Goal Was Simple: Take Care of Their Own
During the first week of May, the sporting world fixates its attention upon Kentucky with the Kentucky Derby. The most prestigious event in horse racing, the pursuit of the Triple Crown has made “My Old Kentucky Home” a part of pop culture.
But in 2017, that home, the Bluegrass State, has also captured the attention of the amateur baseball world. While California, Florida, the Carolinas and Texas can boast some of the most traditional-laden programs in college baseball, only Kentucky, with the University of Louisville and University of Kentucky, can claim two top-six programs in Baseball America’s first May top 25 ranking. Before the chase for the Triple Crown began, the road to Omaha was being built to go through Kentucky. And one travel baseball organization has been instrumental in leading the charge of the Cardinals and Wildcats.
“Kentucky, throughout the nation, is thought of as a basketball state, but it truly is a hotbed for youth baseball,” said Kevin Clary the head coach of the 17u Louisville Slugger Prime Kentucky Baseball Club.
Based in Lexington, Kentucky, KBC has developed and sent some of Kentucky’s top prep players to the next level. Between the graduating classes of 2012 and 2016, they saw 121 players commit to a college or university. Included in that group is Louisville closer Lincoln Henzman and shortstop Devin Hairston, as well as Kentucky’s starting shortstop Connor Heady.

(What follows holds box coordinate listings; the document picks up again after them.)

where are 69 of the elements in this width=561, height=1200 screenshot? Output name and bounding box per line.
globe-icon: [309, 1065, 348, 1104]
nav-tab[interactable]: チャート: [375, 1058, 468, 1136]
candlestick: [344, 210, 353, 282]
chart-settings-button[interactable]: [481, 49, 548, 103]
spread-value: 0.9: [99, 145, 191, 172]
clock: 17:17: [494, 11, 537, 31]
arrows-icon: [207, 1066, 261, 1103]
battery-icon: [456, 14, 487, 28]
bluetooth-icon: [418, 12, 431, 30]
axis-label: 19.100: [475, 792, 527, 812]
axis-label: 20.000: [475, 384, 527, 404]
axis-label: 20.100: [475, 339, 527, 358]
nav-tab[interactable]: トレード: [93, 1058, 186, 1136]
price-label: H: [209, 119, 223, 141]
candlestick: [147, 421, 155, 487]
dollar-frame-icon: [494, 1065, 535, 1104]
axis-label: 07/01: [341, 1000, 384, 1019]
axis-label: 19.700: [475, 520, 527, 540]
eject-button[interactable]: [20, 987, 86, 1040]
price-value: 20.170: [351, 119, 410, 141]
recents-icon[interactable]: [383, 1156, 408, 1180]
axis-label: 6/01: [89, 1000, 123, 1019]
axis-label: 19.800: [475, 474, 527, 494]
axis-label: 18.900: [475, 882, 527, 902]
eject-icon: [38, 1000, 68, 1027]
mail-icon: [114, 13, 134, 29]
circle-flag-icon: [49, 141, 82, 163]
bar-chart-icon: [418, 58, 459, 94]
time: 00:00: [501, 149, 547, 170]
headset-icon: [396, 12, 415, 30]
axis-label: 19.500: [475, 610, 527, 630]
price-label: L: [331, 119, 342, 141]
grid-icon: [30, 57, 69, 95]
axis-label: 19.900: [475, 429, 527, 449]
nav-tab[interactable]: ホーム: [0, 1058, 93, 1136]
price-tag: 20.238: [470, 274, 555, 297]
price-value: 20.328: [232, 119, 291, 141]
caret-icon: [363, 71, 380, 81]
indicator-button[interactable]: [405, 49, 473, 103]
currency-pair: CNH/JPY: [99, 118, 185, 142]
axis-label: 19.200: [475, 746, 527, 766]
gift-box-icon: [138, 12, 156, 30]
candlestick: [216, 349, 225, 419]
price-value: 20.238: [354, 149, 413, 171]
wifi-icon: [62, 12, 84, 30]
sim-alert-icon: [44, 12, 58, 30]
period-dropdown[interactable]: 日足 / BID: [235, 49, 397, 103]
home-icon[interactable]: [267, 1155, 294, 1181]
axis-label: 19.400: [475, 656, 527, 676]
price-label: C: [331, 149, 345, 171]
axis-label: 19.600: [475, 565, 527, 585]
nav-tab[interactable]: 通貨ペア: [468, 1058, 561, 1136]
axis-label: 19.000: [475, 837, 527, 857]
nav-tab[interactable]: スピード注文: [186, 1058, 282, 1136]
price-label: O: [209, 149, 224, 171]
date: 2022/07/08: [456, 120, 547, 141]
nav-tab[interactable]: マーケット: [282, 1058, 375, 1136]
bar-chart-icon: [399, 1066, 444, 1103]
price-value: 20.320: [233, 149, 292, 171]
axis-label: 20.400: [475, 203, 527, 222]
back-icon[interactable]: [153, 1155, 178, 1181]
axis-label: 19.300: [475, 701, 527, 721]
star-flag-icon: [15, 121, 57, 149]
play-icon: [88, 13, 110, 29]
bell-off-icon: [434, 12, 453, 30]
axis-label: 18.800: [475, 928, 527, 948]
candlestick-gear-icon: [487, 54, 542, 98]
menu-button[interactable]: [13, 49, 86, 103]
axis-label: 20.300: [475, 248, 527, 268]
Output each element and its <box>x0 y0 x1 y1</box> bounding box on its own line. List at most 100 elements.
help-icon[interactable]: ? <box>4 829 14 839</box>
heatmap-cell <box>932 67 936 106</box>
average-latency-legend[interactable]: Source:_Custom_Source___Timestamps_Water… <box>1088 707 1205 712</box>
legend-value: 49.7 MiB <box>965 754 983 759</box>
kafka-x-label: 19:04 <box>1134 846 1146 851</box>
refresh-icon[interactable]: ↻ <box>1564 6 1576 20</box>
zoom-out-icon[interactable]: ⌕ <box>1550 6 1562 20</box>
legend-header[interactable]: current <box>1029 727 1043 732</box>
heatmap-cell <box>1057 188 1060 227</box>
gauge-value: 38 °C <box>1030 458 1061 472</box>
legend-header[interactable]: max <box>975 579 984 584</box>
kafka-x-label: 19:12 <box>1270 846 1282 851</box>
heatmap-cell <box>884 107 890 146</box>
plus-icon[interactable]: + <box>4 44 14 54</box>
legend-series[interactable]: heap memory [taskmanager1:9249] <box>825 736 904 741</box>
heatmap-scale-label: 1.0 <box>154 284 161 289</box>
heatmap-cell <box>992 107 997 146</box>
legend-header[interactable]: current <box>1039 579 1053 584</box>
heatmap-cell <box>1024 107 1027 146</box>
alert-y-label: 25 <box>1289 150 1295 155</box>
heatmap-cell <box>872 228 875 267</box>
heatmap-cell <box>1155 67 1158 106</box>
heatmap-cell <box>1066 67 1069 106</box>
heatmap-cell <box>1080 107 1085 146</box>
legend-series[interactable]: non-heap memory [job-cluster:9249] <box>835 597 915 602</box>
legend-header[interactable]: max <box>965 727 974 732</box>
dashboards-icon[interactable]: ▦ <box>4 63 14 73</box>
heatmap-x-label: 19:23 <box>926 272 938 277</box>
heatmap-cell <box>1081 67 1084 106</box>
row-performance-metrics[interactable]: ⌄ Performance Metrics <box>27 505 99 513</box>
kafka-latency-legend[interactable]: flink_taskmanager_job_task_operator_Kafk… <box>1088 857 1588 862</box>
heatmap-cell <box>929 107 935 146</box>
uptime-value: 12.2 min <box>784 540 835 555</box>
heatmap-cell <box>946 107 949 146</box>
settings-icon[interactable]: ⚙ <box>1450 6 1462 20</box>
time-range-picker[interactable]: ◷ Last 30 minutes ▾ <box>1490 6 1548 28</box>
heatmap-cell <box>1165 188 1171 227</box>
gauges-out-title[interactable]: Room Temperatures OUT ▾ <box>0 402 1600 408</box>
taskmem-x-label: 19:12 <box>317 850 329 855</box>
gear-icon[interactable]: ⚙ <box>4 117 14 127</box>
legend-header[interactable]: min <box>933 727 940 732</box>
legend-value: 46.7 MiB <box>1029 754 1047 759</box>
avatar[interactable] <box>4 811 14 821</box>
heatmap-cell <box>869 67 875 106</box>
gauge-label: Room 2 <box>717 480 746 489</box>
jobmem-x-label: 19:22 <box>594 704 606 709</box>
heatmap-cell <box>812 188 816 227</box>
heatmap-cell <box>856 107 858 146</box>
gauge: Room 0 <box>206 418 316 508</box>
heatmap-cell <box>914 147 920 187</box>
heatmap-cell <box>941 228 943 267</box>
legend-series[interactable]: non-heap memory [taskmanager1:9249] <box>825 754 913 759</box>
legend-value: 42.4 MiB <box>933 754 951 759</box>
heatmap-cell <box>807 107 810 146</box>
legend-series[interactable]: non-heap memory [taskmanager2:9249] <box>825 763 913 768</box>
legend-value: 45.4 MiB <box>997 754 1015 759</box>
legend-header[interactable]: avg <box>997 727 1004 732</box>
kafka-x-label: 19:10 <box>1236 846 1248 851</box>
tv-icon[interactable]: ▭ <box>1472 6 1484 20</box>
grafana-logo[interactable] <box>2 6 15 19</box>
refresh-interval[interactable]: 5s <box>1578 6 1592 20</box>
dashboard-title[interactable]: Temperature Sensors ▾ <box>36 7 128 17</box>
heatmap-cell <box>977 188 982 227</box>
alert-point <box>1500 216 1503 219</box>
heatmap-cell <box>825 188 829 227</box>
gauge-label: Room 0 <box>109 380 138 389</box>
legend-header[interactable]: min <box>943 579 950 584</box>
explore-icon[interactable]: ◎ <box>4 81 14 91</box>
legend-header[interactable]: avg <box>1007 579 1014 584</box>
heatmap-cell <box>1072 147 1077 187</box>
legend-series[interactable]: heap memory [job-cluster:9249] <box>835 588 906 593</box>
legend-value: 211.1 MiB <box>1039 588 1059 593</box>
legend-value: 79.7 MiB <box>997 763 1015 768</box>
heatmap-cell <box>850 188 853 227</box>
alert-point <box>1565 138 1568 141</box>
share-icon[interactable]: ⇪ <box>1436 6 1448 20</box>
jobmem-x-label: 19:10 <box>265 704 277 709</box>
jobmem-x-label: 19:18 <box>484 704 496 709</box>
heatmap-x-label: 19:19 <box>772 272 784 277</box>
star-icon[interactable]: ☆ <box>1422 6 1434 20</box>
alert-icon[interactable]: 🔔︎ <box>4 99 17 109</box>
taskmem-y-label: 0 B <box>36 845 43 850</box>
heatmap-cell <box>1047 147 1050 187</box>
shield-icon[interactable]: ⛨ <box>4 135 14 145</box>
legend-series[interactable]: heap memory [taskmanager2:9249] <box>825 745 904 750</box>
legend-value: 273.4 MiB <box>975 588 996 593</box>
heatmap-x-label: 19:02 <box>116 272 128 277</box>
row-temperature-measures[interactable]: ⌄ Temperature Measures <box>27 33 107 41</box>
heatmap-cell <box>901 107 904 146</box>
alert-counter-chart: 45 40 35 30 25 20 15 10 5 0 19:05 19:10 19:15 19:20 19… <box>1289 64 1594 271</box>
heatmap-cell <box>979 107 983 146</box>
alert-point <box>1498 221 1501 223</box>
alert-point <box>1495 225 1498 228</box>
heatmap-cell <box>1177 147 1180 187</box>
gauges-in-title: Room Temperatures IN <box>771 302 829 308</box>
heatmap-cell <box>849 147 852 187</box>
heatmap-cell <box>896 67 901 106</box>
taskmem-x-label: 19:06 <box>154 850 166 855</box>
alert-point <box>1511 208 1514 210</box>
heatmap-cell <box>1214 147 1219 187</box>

KBC has produced collegiate All-Americans, and top draft picks, but when the organization started in 2006 the goal was simple: take care of their own.
“The first goal was to take care of the kids in our state first,” Clary said.
KBC was established in a backroom of the Champions Sports Academy in Lexington. Clary, alongside Mark Blythe and Ken Jackson, were instructors at Champions. But each would go their separate way in the summer, coaching different teams throughout Kentucky. In an effort to best serve Kentucky, Jackson saw that the three became one.
“Mr. Jackson had young kids at the time, coming up through the travel program and we wanted to do it based on what we knew and to get all of the best players in one organization, not saturated throughout the state,” Clary said. “Mr. Jackson was very integral in it. He's a baseball visionary, a go-getter and he can put things together. Once we sat down and talked about it, it was a home run. He's was kind of the mastermind behind it.
“The philosophy came out of a meeting in the back of Champions, in the back room one night. We just all banned together and came up with the idea and it really took off from there.”
With 40,000 square feet of batting cages, bullpens, a weight room and office space, the Champions Sports Academy helps KBC provide year-round instruction and development. Clary calls Champions a Godsend, in not only being the place with the travel organization was birthed, but for the ability in identifying, developing and producing top players. Where some travel organizations start with one team and take off from there, KBC saw that there was a need to be an organization that saw the growth and development of players from junior high through high school, in an effort to make sure they were best serving Kentucky’s youth baseball players.
“Our initial goal was to be a premier organization from the ages of 13 to 18, every single year, and compete at the highest of highest levels with players from our state. We started from the get go, ages 13 all the way up to 18. We had six or seven teams that very first year,” Clary said.
“Lexington is a hotbed for youth baseball. We have some excellent youth programs that feed into our program. We capitalized on that in 2007. Started out with the Lexington kids, then ventured out to the surrounding areas, now there are kids from all over the state.”
Now, from the eastern part of the state, in the Appalachians, to the Mississippi at its west, KBC has border-to-border coverage within Kentucky. That’s exactly what Blythe, Clary and Jackson saw, creating an organization built on pride in Kentucky and the loyalty to those within.
“Loyalty is a big deal to use and it's served us well,” said Clary, leading the charge of amateur baseball in his old Kentucky home.